The UK immigration debate isn’t a great place to look for rational or factual arguments at the best of times, and new rules concerning Romania and Bulgaria have spurred a new round of evidence-free speculation. As of January 1, people from both countries will be able to live and work in Britain and other EU nations as and when they please.
Given memories of large-scale – and vastly underestimated – migration from Eastern Europe to Britain after EU enlargement in 2004, many members of the British public are understandably anxious about the potential for a repeat. The government and much of the research community have been reticent to make predictions – also for understandable reasons. But this has left an opportunity for anyone willing to claim that they can forecast the future.
Last week saw a particularly unfortunate example. A report by the Democracy Institute, an American libertarian think-tank, predicted that 385,000 people will migrate from Romania and Bulgaria to the UK over the next five years.

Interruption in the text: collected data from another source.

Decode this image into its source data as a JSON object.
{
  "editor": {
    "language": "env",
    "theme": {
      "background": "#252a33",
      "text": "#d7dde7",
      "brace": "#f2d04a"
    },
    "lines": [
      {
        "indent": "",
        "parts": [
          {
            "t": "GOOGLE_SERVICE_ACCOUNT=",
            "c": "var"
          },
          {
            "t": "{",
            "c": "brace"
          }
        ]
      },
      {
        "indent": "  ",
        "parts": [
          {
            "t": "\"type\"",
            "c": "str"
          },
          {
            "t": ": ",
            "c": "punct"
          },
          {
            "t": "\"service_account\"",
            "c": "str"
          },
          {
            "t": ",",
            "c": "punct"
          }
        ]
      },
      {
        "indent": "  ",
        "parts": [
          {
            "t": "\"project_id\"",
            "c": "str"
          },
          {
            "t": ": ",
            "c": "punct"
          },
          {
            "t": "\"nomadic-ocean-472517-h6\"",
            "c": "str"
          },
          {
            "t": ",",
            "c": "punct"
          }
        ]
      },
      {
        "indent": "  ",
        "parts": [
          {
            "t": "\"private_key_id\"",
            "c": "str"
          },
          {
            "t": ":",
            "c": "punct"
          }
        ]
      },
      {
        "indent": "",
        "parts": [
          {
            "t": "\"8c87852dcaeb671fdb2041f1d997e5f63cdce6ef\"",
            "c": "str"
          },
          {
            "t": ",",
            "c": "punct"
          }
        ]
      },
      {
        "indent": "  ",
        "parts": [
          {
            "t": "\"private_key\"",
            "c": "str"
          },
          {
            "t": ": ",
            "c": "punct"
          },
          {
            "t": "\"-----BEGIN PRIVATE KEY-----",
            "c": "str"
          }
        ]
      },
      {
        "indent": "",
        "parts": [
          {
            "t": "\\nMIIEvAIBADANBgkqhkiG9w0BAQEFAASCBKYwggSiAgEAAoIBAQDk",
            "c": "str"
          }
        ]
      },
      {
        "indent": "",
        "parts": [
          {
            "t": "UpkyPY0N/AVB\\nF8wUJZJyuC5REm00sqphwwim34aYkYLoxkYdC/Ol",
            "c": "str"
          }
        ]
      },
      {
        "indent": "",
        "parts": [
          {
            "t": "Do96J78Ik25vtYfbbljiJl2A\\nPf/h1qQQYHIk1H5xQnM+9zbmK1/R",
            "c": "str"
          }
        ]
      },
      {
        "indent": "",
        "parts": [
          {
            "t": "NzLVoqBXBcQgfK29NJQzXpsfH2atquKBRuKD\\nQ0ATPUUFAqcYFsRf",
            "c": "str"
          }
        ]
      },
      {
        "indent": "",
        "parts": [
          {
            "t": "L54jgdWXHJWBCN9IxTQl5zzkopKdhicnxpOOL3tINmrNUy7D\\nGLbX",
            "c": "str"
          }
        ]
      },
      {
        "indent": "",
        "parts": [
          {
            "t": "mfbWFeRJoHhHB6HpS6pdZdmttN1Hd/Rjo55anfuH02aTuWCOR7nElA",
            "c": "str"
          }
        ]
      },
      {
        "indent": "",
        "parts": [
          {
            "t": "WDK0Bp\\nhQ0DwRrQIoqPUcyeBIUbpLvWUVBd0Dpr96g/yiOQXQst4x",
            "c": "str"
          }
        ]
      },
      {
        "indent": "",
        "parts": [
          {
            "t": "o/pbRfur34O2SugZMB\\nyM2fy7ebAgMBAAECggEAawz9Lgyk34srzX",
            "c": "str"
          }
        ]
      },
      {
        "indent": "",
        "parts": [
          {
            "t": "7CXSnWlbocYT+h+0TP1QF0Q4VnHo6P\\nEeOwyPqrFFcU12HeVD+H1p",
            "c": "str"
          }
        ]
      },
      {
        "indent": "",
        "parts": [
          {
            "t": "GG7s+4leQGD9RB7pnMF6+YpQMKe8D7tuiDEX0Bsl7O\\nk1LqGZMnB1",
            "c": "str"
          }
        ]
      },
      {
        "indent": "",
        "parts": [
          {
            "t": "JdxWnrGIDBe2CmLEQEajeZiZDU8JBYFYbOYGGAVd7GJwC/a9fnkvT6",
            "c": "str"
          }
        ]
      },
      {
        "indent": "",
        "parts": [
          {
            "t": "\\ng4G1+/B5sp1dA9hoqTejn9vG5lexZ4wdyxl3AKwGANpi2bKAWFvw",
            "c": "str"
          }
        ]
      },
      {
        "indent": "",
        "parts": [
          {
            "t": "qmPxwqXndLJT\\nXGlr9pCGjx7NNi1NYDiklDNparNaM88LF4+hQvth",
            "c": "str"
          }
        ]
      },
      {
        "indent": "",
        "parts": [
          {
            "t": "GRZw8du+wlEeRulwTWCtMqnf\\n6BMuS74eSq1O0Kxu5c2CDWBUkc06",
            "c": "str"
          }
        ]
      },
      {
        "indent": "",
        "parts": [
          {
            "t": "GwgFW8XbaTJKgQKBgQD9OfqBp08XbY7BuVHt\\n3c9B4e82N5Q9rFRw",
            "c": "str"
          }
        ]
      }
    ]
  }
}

This prediction was uncritically featured or cited in an array of newspapers including the The Times, The Daily Telegraph, the Daily Mail and the Daily Express. But the report is deeply flawed and should be dismissed as not credible until its authors can prove otherwise, as it gives no information about the methods by which the prediction was generated. For the British press to continue using the prediction, giving credibility to the dubious report, would be both misleading to the public and damaging to public debate.
To be clear, the problem with the report is not that it predicts a high number. The issue is the lack of transparency about its methodology. The prediction comes from a self-described “proprietary econometric migration model” – in other words, a secret method. This means that there is no way of knowing where the number came from or of scrutinising the approach taken to generate it.